We could check for the hp_filtered which per https://kilosort.readthedocs.io/en/latest/tutorials/basic_example.html is an indicator of
pre-processed copy of the data (including whitening, high-pass filtering, and drift correction)
(kilosort.run_kilosort option save_preprocessed_copy = True , https://kilosort.readthedocs.io/en/latest/api.html#kilosort.run_kilosort.run_kilosort )
For my cases, using default kilosort config, the params.py generated by kilosort has hp_filtered = False and dat_path points to the same file that I was giving as input to kilosort (the raw recording without any pre-processing). The only difference I see for KS2 is a relative path vs KS4 uses absolute path.
And I hope phy uses this as raw data without applying anything on it.
Full params.py :
{'dat_path': 'recording.dat',
'n_channels_dat': 65,
'dtype': 'int16',
'offset': 0,
'sample_rate': 20000.0,
'hp_filtered': False}
Two considerations I had:
- Yes, mainly the code is shorter. It could be even shorter by
# define a folder for KS output containing the params.py file
folder = "kilosort_output_folder"
# read sorting
sorting = se.read_kilosort(folder)
# then we can find the path in any case (relative or absolute)
datfile = os.path.join(folder, params["dat_path"]) # if os.path.isabs(datfile), then just "datfile" will be taken as path (see doc for join)
# and set the recording
recording = se.read_binary(datfile, ....params pars .... )
- And I thought it could be a nice concept. It could be on the level of
SortingAnalyzerlike in addition tocreate_sorting_analyzeralso having a functioncreate_sorting_analyzer_from_ksphy_sortingwhich will read the KS/phy sorting (BasePhyKilosortSortingExtractor) and then creates the associatedrecordingand returns the analyzer which providedanalyzer.sortingas defined by user andanalyzer.recordingas defined by the function.
Maybe this is a good topic for a how to? How to create a sorting analyzer from phy data or something like this?
There, the recipe can be standardized and the nuances stated for the benefits of people using similar workflows?

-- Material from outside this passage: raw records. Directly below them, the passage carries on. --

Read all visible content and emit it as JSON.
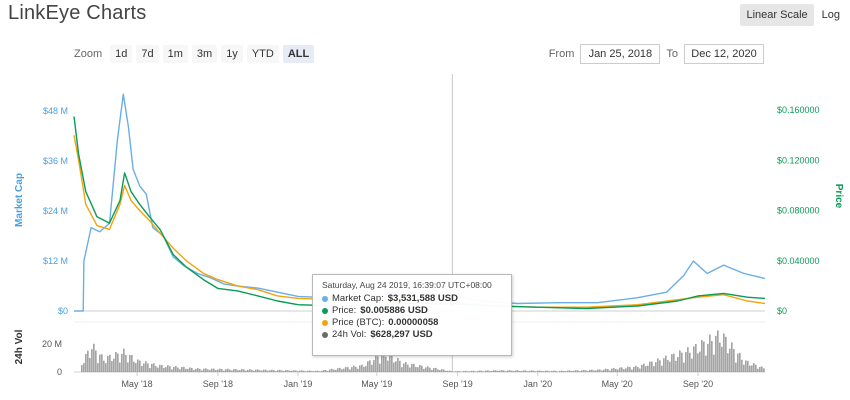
{
  "title": "LinkEye Charts",
  "scale_buttons": {
    "linear": "Linear Scale",
    "log": "Log",
    "active": "linear"
  },
  "zoom": {
    "label": "Zoom",
    "options": [
      "1d",
      "7d",
      "1m",
      "3m",
      "1y",
      "YTD",
      "ALL"
    ],
    "active": "ALL"
  },
  "range": {
    "from_label": "From",
    "from_value": "Jan 25, 2018",
    "to_label": "To",
    "to_value": "Dec 12, 2020"
  },
  "colors": {
    "market_cap": "#6aaee8",
    "price": "#0a9b57",
    "price_btc": "#f2a40f",
    "volume": "#8a8a8a"
  },
  "tooltip": {
    "header": "Saturday, Aug 24 2019, 16:39:07 UTC+08:00",
    "rows": [
      {
        "label": "Market Cap:",
        "value": "$3,531,588 USD",
        "color": "#6aaee8"
      },
      {
        "label": "Price:",
        "value": "$0.005886 USD",
        "color": "#0a9b57"
      },
      {
        "label": "Price (BTC):",
        "value": "0.00000058",
        "color": "#f2a40f"
      },
      {
        "label": "24h Vol:",
        "value": "$628,297 USD",
        "color": "#6b6b6b"
      }
    ]
  },
  "chart_data": {
    "type": "line",
    "title": "LinkEye Charts",
    "x_range": [
      "2018-01-25",
      "2020-12-12"
    ],
    "x_ticks": [
      "May '18",
      "Sep '18",
      "Jan '19",
      "May '19",
      "Sep '19",
      "Jan '20",
      "May '20",
      "Sep '20"
    ],
    "y_left": {
      "label": "Market Cap",
      "ticks": [
        "$0",
        "$12 M",
        "$24 M",
        "$36 M",
        "$48 M"
      ],
      "range": [
        0,
        53000000
      ]
    },
    "y_right": {
      "label": "Price",
      "ticks": [
        "$0",
        "$0.040000",
        "$0.080000",
        "$0.120000",
        "$0.160000"
      ],
      "range": [
        0,
        0.176
      ]
    },
    "volume_axis": {
      "label": "24h Vol",
      "ticks": [
        "0",
        "20 M"
      ],
      "range": [
        0,
        36000000
      ]
    },
    "crosshair_date": "2019-08-24",
    "series": [
      {
        "name": "Market Cap",
        "axis": "left",
        "points": [
          [
            "2018-01-25",
            0
          ],
          [
            "2018-02-08",
            0
          ],
          [
            "2018-02-09",
            12000000
          ],
          [
            "2018-02-20",
            20000000
          ],
          [
            "2018-03-05",
            19000000
          ],
          [
            "2018-03-20",
            21000000
          ],
          [
            "2018-04-01",
            41000000
          ],
          [
            "2018-04-10",
            52000000
          ],
          [
            "2018-04-18",
            44000000
          ],
          [
            "2018-04-25",
            34000000
          ],
          [
            "2018-05-05",
            30000000
          ],
          [
            "2018-05-15",
            28000000
          ],
          [
            "2018-05-25",
            20000000
          ],
          [
            "2018-06-10",
            18000000
          ],
          [
            "2018-06-25",
            13000000
          ],
          [
            "2018-07-10",
            11000000
          ],
          [
            "2018-08-01",
            9000000
          ],
          [
            "2018-08-20",
            8000000
          ],
          [
            "2018-09-10",
            6500000
          ],
          [
            "2018-10-01",
            6000000
          ],
          [
            "2018-11-01",
            5500000
          ],
          [
            "2018-12-01",
            4500000
          ],
          [
            "2019-01-01",
            3500000
          ],
          [
            "2019-02-15",
            3200000
          ],
          [
            "2019-04-01",
            3500000
          ],
          [
            "2019-05-15",
            4000000
          ],
          [
            "2019-06-20",
            4500000
          ],
          [
            "2019-08-24",
            3531588
          ],
          [
            "2019-10-01",
            2500000
          ],
          [
            "2019-12-01",
            1800000
          ],
          [
            "2020-02-01",
            2000000
          ],
          [
            "2020-04-01",
            2000000
          ],
          [
            "2020-06-01",
            3200000
          ],
          [
            "2020-07-15",
            4500000
          ],
          [
            "2020-08-10",
            8500000
          ],
          [
            "2020-08-25",
            12000000
          ],
          [
            "2020-09-15",
            9000000
          ],
          [
            "2020-10-10",
            11000000
          ],
          [
            "2020-11-10",
            9000000
          ],
          [
            "2020-12-12",
            7800000
          ]
        ]
      },
      {
        "name": "Price",
        "axis": "right",
        "points": [
          [
            "2018-01-25",
            0.155
          ],
          [
            "2018-02-01",
            0.125
          ],
          [
            "2018-02-12",
            0.095
          ],
          [
            "2018-03-01",
            0.075
          ],
          [
            "2018-03-20",
            0.07
          ],
          [
            "2018-04-05",
            0.088
          ],
          [
            "2018-04-12",
            0.11
          ],
          [
            "2018-04-22",
            0.095
          ],
          [
            "2018-05-05",
            0.085
          ],
          [
            "2018-05-20",
            0.075
          ],
          [
            "2018-06-05",
            0.065
          ],
          [
            "2018-06-25",
            0.045
          ],
          [
            "2018-07-15",
            0.035
          ],
          [
            "2018-08-10",
            0.025
          ],
          [
            "2018-09-01",
            0.018
          ],
          [
            "2018-10-01",
            0.016
          ],
          [
            "2018-11-01",
            0.012
          ],
          [
            "2018-12-01",
            0.008
          ],
          [
            "2019-01-01",
            0.005
          ],
          [
            "2019-03-01",
            0.004
          ],
          [
            "2019-05-01",
            0.005
          ],
          [
            "2019-06-20",
            0.006
          ],
          [
            "2019-08-24",
            0.005886
          ],
          [
            "2019-11-01",
            0.004
          ],
          [
            "2020-01-01",
            0.003
          ],
          [
            "2020-03-15",
            0.002
          ],
          [
            "2020-06-01",
            0.004
          ],
          [
            "2020-08-01",
            0.008
          ],
          [
            "2020-09-01",
            0.012
          ],
          [
            "2020-10-10",
            0.014
          ],
          [
            "2020-11-15",
            0.011
          ],
          [
            "2020-12-12",
            0.01
          ]
        ]
      },
      {
        "name": "Price (BTC)",
        "axis": "right",
        "points": [
          [
            "2018-01-25",
            0.14
          ],
          [
            "2018-02-01",
            0.12
          ],
          [
            "2018-02-12",
            0.085
          ],
          [
            "2018-03-01",
            0.068
          ],
          [
            "2018-03-20",
            0.065
          ],
          [
            "2018-04-05",
            0.085
          ],
          [
            "2018-04-12",
            0.1
          ],
          [
            "2018-04-22",
            0.088
          ],
          [
            "2018-05-05",
            0.08
          ],
          [
            "2018-05-20",
            0.072
          ],
          [
            "2018-06-05",
            0.062
          ],
          [
            "2018-06-25",
            0.05
          ],
          [
            "2018-07-15",
            0.04
          ],
          [
            "2018-08-10",
            0.03
          ],
          [
            "2018-09-01",
            0.025
          ],
          [
            "2018-10-01",
            0.02
          ],
          [
            "2018-11-01",
            0.017
          ],
          [
            "2018-12-01",
            0.012
          ],
          [
            "2019-01-01",
            0.01
          ],
          [
            "2019-03-01",
            0.009
          ],
          [
            "2019-05-01",
            0.008
          ],
          [
            "2019-06-20",
            0.006
          ],
          [
            "2019-08-24",
            0.0055
          ],
          [
            "2019-11-01",
            0.004
          ],
          [
            "2020-01-01",
            0.003
          ],
          [
            "2020-03-15",
            0.003
          ],
          [
            "2020-06-01",
            0.005
          ],
          [
            "2020-08-01",
            0.009
          ],
          [
            "2020-09-01",
            0.011
          ],
          [
            "2020-10-10",
            0.013
          ],
          [
            "2020-11-15",
            0.008
          ],
          [
            "2020-12-12",
            0.006
          ]
        ]
      },
      {
        "name": "24h Vol",
        "axis": "volume",
        "points": [
          [
            "2018-02-05",
            8000000
          ],
          [
            "2018-02-20",
            24000000
          ],
          [
            "2018-03-10",
            12000000
          ],
          [
            "2018-04-10",
            18000000
          ],
          [
            "2018-05-01",
            10000000
          ],
          [
            "2018-06-01",
            6000000
          ],
          [
            "2018-08-01",
            3000000
          ],
          [
            "2018-11-01",
            2000000
          ],
          [
            "2019-02-01",
            1000000
          ],
          [
            "2019-04-10",
            6000000
          ],
          [
            "2019-05-10",
            18000000
          ],
          [
            "2019-06-10",
            8000000
          ],
          [
            "2019-08-24",
            628297
          ],
          [
            "2019-11-01",
            1500000
          ],
          [
            "2020-02-01",
            1000000
          ],
          [
            "2020-04-01",
            2000000
          ],
          [
            "2020-06-01",
            5000000
          ],
          [
            "2020-07-20",
            14000000
          ],
          [
            "2020-08-20",
            20000000
          ],
          [
            "2020-10-05",
            34000000
          ],
          [
            "2020-11-10",
            10000000
          ],
          [
            "2020-12-12",
            3000000
          ]
        ]
      }
    ]
  }
}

And I hope phy uses this as raw data without applying anything on it.
unfortunately this cannot be assumed. Phy and Kilosort used to coordinate carefully on this but this has diverged. Phy will always attempt to unwhiten data and if that fails it then will default to unwhiten with an identity matrix. I believe different versions of kilosort have treated the hp_filtered differently and so phy ignores that (although I think it used to fiddle with that--this I haven't dug into too deeply).
The only difference I see for KS2 is a relative path vs KS4 uses absolute path.
This is true. After 2 they switched to an absolute path (so for 2.5, 3, and 4).
For my cases, using default kilosort config, the params.py generated by kilosort has hp_filtered = False
We recommend that you do some preprocessing to a recording before giving it to the analyzer. See #3483 where we had a long discussion about this :) . The idea is that you like want the "raw" recording to be filtered + referenced + motion-corrected. You don't want it whitened. So loading the raw recording would still require some code for preprocessing.
create_sorting_analyzer_from_ksphy_sorting
We make a strong attempt to be sorter agnostic at the spikeinterface level. So although we load the sorting data for all varieties of sorters (that people want) we try not to have extra functions such as create_sorting_analyzer_from_ksphy_sorting since that would be for kilosort-only.